Stiffness of cancer cells measured with an AFM indentation method.

The stiffness of cancer cells and its changes during metastasis are very important for understanding the pathophysiology of cancer cells and the mechanisms of metastasis of cancer. As the first step of the studies on the mechanics of cancer cells during metastasis, we determined the elasticity and stiffness of cancer cells with an indentation method using an atomic force microscope (AFM), and compared with those of normal cells. In most of the past AFM studies, Young׳s elastic moduli of cells have been calculated from force-indentation data using Hertzian model. As this model is based on several important assumptions including infinitesimal strain and Hooke׳s linear stress-strain law, in the exact sense it cannot be applied to cells that deform very largely and nonlinearly. To overcome this problem, we previously proposed an equation F=a[exp(bδ)-1] to describe relations between force (F) and indentation (δ), where a and b are parameters relating with cellular stiffness.
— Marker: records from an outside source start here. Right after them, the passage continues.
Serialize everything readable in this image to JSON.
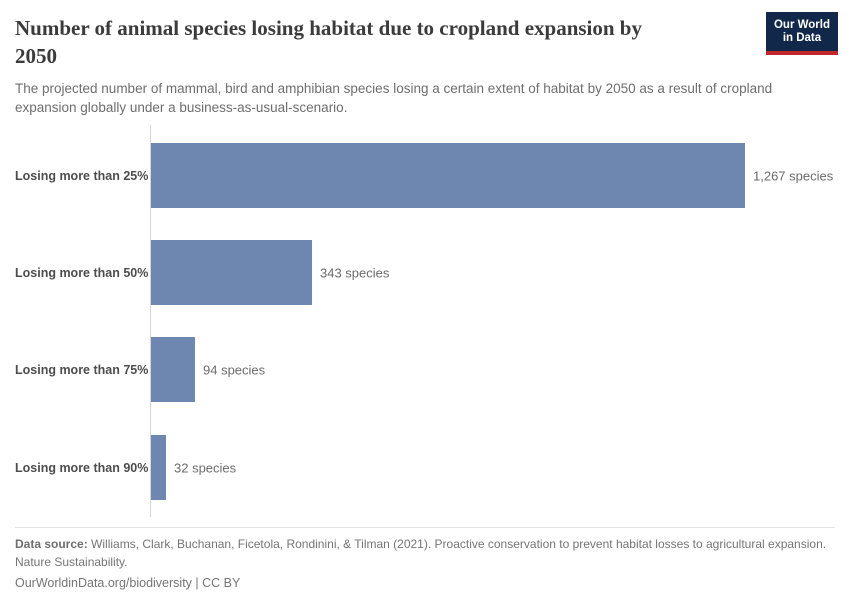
{
  "header": {
    "title": "Number of animal species losing habitat due to cropland expansion by 2050",
    "subtitle": "The projected number of mammal, bird and amphibian species losing a certain extent of habitat by 2050 as a result of cropland expansion globally under a business-as-usual-scenario.",
    "logo": {
      "line1": "Our World",
      "line2": "in Data"
    }
  },
  "chart_data": {
    "type": "bar",
    "orientation": "horizontal",
    "categories": [
      "Losing more than 25%",
      "Losing more than 50%",
      "Losing more than 75%",
      "Losing more than 90%"
    ],
    "values": [
      1267,
      343,
      94,
      32
    ],
    "value_labels": [
      "1,267 species",
      "343 species",
      "94 species",
      "32 species"
    ],
    "xlim": [
      0,
      1267
    ],
    "grid": false,
    "legend": "none",
    "bar_color": "#6d87b1",
    "title": "Number of animal species losing habitat due to cropland expansion by 2050",
    "xlabel": "",
    "ylabel": ""
  },
  "footer": {
    "datasource_label": "Data source:",
    "datasource_text": "Williams, Clark, Buchanan, Ficetola, Rondinini, & Tilman (2021). Proactive conservation to prevent habitat losses to agricultural expansion. Nature Sustainability.",
    "link_text": "OurWorldinData.org/biodiversity",
    "separator": "|",
    "license_text": "CC BY"
  },
  "colors": {
    "bar": "#6d87b1",
    "title": "#3b3b3b",
    "subtitle": "#6e6e6e",
    "axis_line": "#d6d6d6",
    "logo_bg": "#12284a",
    "logo_accent": "#c1272d"
  }
}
In the present study, we applied this method to cancer cells instead of Young׳s elastic modulus. The conclusions obtained are: 1) AFM indentation test data of cancer cells can be very well described by the above equation, 2) cancer cells are softer than normal cells, and 3) there are no significant locational differences in the stiffness of cancer cells between the central and the peripheral regions. These methods and results are useful for studying the mechanics of cancer cells and the mechanisms of metastasis.